Published on March 22nd, 2023 | by Ryan Guerra0
A Great Cast And Strong Performances Power A Good Person
Zach Braff as writer and director, understands how to shape raw emotion. Previously with Garden State (2003), he tackled a family loss by showing a heavily medicated numbing depression being internalized while trying to find answers. With this new film, A Good Person, Braff shows the various way people handle grief from a tragic loss and the messy emotional struggle it can cause.
Florence Pugh (Don’t Worry Darling, Black Widow) plays Allison, a fun-loving young woman who is engaged to Nathan (Chinaza Uche). While driving to try on her wedding dress, Allison gets in a car accident which killed her future sister in law and her husband. A year later we catch up to Allison, addicted to prescription pills and unable to cope with the mental and emotional pain of what happened. While seeking help, she runs into her once future father-in-law Daniel, played by Morgan Freeman. Daniel, attempts to help Allison and the pair develop an unlikely kinship as they work through their grief, lives, and family issues.

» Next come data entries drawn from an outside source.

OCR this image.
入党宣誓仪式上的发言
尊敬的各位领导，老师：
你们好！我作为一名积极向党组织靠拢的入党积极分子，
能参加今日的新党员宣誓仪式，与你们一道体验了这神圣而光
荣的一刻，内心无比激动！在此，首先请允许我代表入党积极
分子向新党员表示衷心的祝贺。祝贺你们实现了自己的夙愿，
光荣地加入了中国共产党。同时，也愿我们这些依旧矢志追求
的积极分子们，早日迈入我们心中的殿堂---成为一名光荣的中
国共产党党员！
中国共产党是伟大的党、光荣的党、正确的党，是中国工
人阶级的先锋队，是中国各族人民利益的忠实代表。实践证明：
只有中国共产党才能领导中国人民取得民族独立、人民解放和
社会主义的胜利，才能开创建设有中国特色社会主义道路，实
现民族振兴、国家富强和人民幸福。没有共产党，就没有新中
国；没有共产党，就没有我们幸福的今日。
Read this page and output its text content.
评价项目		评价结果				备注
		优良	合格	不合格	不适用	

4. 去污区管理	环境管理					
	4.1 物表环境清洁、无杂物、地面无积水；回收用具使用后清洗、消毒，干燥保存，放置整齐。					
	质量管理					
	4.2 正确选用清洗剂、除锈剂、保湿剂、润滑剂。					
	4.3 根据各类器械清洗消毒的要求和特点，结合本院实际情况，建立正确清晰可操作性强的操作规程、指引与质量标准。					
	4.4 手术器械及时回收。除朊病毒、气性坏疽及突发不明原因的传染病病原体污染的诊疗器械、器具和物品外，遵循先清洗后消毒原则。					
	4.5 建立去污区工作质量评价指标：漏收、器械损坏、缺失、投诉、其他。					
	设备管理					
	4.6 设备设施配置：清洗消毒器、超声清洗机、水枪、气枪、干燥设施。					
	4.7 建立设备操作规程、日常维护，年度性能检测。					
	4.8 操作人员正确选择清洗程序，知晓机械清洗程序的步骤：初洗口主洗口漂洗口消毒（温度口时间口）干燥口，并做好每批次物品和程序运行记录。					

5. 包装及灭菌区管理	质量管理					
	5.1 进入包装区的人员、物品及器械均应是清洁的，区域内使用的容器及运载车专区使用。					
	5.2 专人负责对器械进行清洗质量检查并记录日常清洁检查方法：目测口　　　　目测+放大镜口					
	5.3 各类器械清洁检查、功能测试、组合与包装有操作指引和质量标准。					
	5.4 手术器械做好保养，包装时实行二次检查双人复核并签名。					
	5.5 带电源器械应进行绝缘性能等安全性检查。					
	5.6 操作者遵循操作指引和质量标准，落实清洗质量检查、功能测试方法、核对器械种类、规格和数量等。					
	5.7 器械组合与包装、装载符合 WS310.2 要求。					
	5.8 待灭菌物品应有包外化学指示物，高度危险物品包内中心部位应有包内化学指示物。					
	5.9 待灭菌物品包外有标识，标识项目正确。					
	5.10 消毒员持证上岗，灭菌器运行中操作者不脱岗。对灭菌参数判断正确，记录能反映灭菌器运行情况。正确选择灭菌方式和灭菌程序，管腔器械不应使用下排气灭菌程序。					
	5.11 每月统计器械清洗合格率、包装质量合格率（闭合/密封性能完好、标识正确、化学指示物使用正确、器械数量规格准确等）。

Pugh is dynamic as Allison whom she portrays as hurting, broken and yet likable throughout. We observe her understandable pain and find ourselves rooting for her because she is simply a good person. Pugh’s connection with Morgan Freeman is excellent, their non-traditional mentor and mentee situation is both believable and enjoyable. In my opinion, Freeman delivers one of his best performances in years. He has the depth of a man who has never found forgiveness for his past, while dealing with the grief of losing his child. He also has to raise his granddaughter who is from a generation he does not understand, and who is also working through her own grief of losing her mother. And yet, for reasons of his own, Daniel finds it within himself to help the one who harmed him. He is a man who is as much endearing a good person as he is flawed. Couple Pugh and Freeman with a strong supporting cast and we have a film that is realistic in its emotion and genuine in its story, and worthy of your time.